RESULTS: There were no statistically significant differences in response rates between the different types of interferon used or LDLR exon10c.1413G>A. However, there was a significant difference in the frequency of the LDL receptor exon8c.1171G>A genotype between cases (AA: 25.9%, GA: 22.2%, GG: 51.9%) and controls (AA: 3.8%, GA: 53.1% and GG: 43.1%) (P < 0.001). There was a statistically significant difference in the frequency of the LDLR exon 8C:1171 G>A polymorphism between responders (AA: 3.6%, GA: 15.2%, GG: 81.2%) and non-responders (AA: 52.2%, GA: 30.6%, GG: 17.2%) (P < 0.001). The G allele of LDL receptor exon8c.1171G>A predominated in cases and controls over the A allele, and a statistically significant association with response to interferon was observed. The frequency of the LDLR exon8c.1171G>A allele in non-responders was: A: 67.4% and G: 32.6 vs A: 11.2% and G: 88.8% in responders (P < 0.001). Therefore, carriers of the A allele exhibited a 16.4 times greater risk for non-response. There was a significant association between LDL receptors exon8 c.1171G>A and HAI (P < 0.011). There was a significant association between LDL receptors exon8c.1171G>A and BMI. The mean BMI level was highest in patients carrying the AA genotype (28.7 ± 4.7 kg/m2) followed by the GA genotype (28.1 ± 4.8 kg/m2). The lowest BMI was the GG genotype (26.6 ± 4.3 kg/m2) (P < 0.001). The only significant associations were found between LDL receptors exon8 c.1171G>A and METAVIR score or steatosis (P < 0.001).

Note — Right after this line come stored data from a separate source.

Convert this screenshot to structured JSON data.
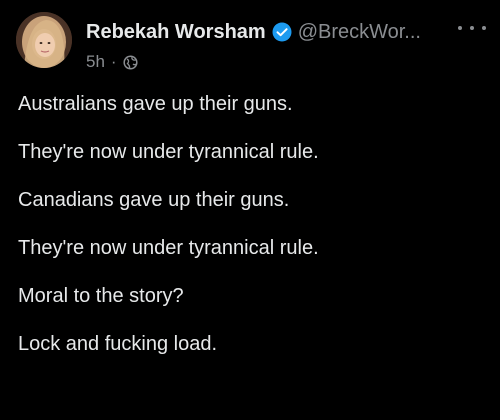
{
  "colors": {
    "background": "#000000",
    "text": "#e7e9ea",
    "muted": "#8a8d91",
    "verified": "#1d9bf0"
  },
  "post": {
    "author": {
      "display_name": "Rebekah Worsham",
      "handle": "@BreckWor...",
      "verified": true,
      "verified_icon": "verified-badge-icon",
      "avatar_icon": "avatar-photo"
    },
    "timestamp": "5h",
    "separator": "·",
    "audience_icon": "globe-icon",
    "more_icon": "more-options-icon",
    "lines": [
      "Australians gave up their guns.",
      "They're now under tyrannical rule.",
      "Canadians gave up their guns.",
      "They're now under tyrannical rule.",
      "Moral to the story?",
      "Lock and fucking load."
    ]
  }
}
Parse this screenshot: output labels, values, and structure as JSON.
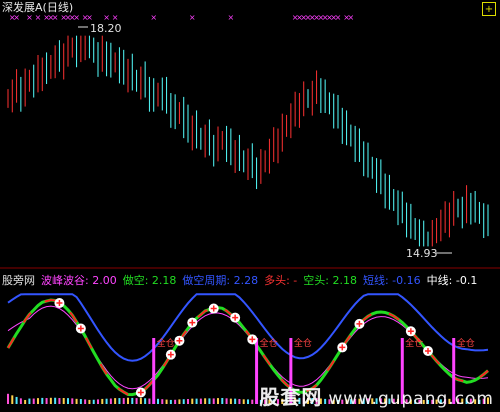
{
  "title": "深发展A(日线)",
  "corner_button": "+",
  "watermark": {
    "zh": "股套网",
    "url": "www.gupang.com"
  },
  "indicator": {
    "name": "股旁网",
    "items": [
      {
        "label": "波峰波谷: 2.00",
        "color": "#ff44ff"
      },
      {
        "label": "做空: 2.18",
        "color": "#22dd22"
      },
      {
        "label": "做空周期: 2.28",
        "color": "#3355ff"
      },
      {
        "label": "多头: -",
        "color": "#ff3333"
      },
      {
        "label": "空头: 2.18",
        "color": "#22dd22"
      },
      {
        "label": "短线: -0.16",
        "color": "#3355ff"
      },
      {
        "label": "中线: -0.1",
        "color": "#ffffff"
      }
    ]
  },
  "position_labels": [
    "全仓",
    "全仓",
    "全仓",
    "全仓",
    "全仓"
  ],
  "chart_data": {
    "type": "candlestick",
    "high_label": "18.20",
    "low_label": "14.93",
    "high": 18.2,
    "low": 14.93,
    "colors": {
      "up": "#ff3232",
      "down": "#54ffff",
      "signal_x": "#ff40ff",
      "pink_line": "#ff44ff",
      "blue_line": "#3355ff",
      "green_line": "#22dd22",
      "red_line": "#ff2222",
      "white_line": "#ffffff"
    },
    "close": [
      17.25,
      17.32,
      17.4,
      17.3,
      17.45,
      17.55,
      17.48,
      17.62,
      17.7,
      17.65,
      17.78,
      17.85,
      17.8,
      17.92,
      17.98,
      18.05,
      17.95,
      18.1,
      18.15,
      18.05,
      17.9,
      17.8,
      17.95,
      17.85,
      17.75,
      17.82,
      17.7,
      17.6,
      17.68,
      17.55,
      17.45,
      17.52,
      17.4,
      17.3,
      17.22,
      17.35,
      17.28,
      17.15,
      17.05,
      16.95,
      17.05,
      16.85,
      16.7,
      16.8,
      16.65,
      16.55,
      16.62,
      16.5,
      16.45,
      16.55,
      16.6,
      16.48,
      16.35,
      16.42,
      16.3,
      16.2,
      16.25,
      16.15,
      16.1,
      16.2,
      16.3,
      16.4,
      16.5,
      16.6,
      16.75,
      16.85,
      16.95,
      17.05,
      17.15,
      17.25,
      17.2,
      17.3,
      17.38,
      17.28,
      17.2,
      17.1,
      17.0,
      16.92,
      16.8,
      16.7,
      16.6,
      16.48,
      16.4,
      16.3,
      16.2,
      16.1,
      16.0,
      15.9,
      15.8,
      15.7,
      15.6,
      15.5,
      15.45,
      15.35,
      15.25,
      15.15,
      15.05,
      15.0,
      14.95,
      15.1,
      15.25,
      15.3,
      15.35,
      15.45,
      15.55,
      15.5,
      15.45,
      15.6,
      15.55,
      15.5,
      15.4,
      15.3,
      15.25
    ],
    "signals": [
      0,
      1,
      1,
      0,
      0,
      1,
      0,
      1,
      0,
      1,
      1,
      1,
      0,
      1,
      1,
      1,
      1,
      0,
      1,
      1,
      0,
      0,
      0,
      1,
      0,
      1,
      0,
      0,
      0,
      0,
      0,
      0,
      0,
      0,
      1,
      0,
      0,
      0,
      0,
      0,
      0,
      0,
      0,
      1,
      0,
      0,
      0,
      0,
      0,
      0,
      0,
      0,
      1,
      0,
      0,
      0,
      0,
      0,
      0,
      0,
      0,
      0,
      0,
      0,
      0,
      0,
      0,
      1,
      1,
      1,
      1,
      1,
      1,
      1,
      1,
      1,
      1,
      1,
      0,
      1,
      1,
      0,
      0,
      0,
      0,
      0,
      0,
      0,
      0,
      0,
      0,
      0,
      0,
      0,
      0,
      0,
      0,
      0,
      0,
      0,
      0,
      0,
      0,
      0,
      0,
      0,
      0,
      0,
      0,
      0,
      0,
      0,
      0
    ]
  }
}
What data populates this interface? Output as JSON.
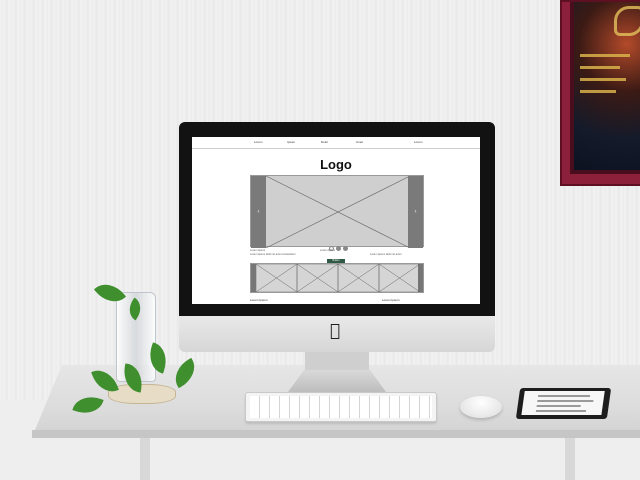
{
  "scene": {
    "screen": {
      "nav_items": [
        "Lorem",
        "Ipsum",
        "Dolor",
        "Amet",
        "Lorem"
      ],
      "logo_text": "Logo",
      "button_label": "Button",
      "footer_labels": [
        "Lorem Ipsum",
        "Lorem Ipsum"
      ],
      "row_texts": [
        "Lorem  Ipsum",
        "Lorem  Ipsum",
        "Lorem  Ipsum dolor sit amet consectetur",
        "Lorem  Ipsum dolor sit amet"
      ],
      "slider_prev_icon": "chevron-left-icon",
      "slider_next_icon": "chevron-right-icon"
    },
    "colors": {
      "frame": "#8c1f3a",
      "screen_button": "#2e5a43",
      "plant_leaf": "#3f8f2e"
    }
  }
}
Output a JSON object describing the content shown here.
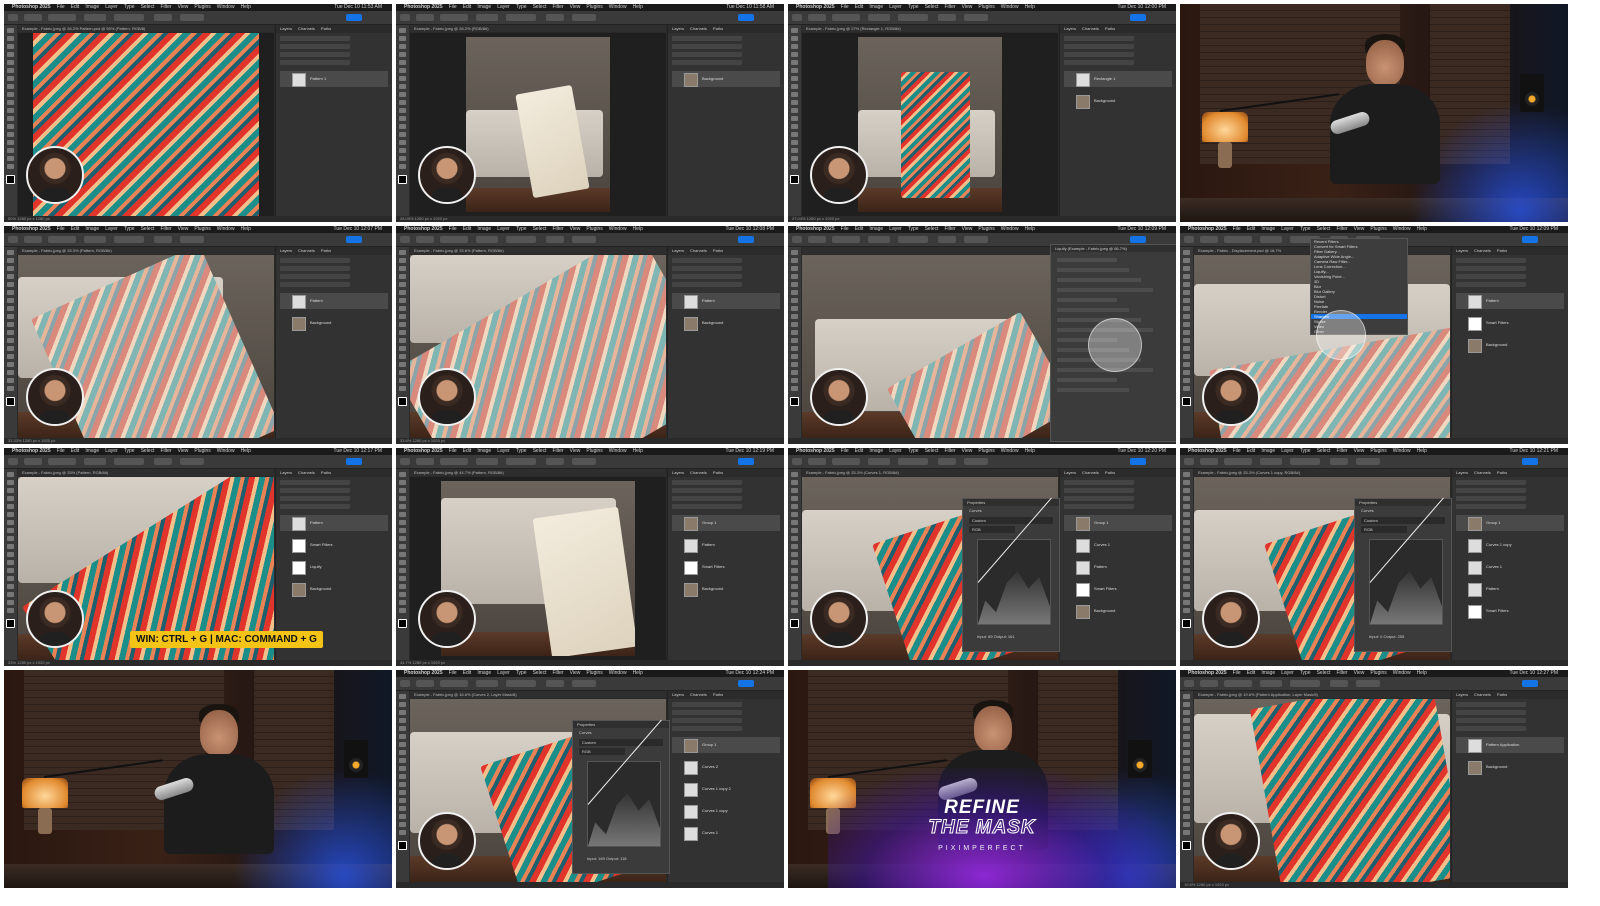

CONCLUSION: LDL receptor gene polymorphisms play a role in the treatment response of HCV and the modulation of disease progression in Egyptians infected with chronic HCV.

Keywords: Hepatitis C virus; Genetic polymorphisms; Low-density lipoprotein receptor; Egypt; Hepatitis C virus response to treatment

Core tip: Two molecules may function as hepatitis C virus (HCV) receptors, namely the low density lipoprotein receptor (LDLR) and CD81. This work assessed the role of genetic polymorphisms of the LDLR in Egyptian chronic HCV patients and its correlation with antiviral responses to treatment with pegylated interferon /ribavirin therapy. The study demonstrated that LDLR gene polymorphisms play a role in the response to viral treatment. The G allele of LDLRs exon8c.1171G>A predominated in cases and controls over the A allele. Carriers of the A allele exhibited a 16.4 times greater risk for non-response.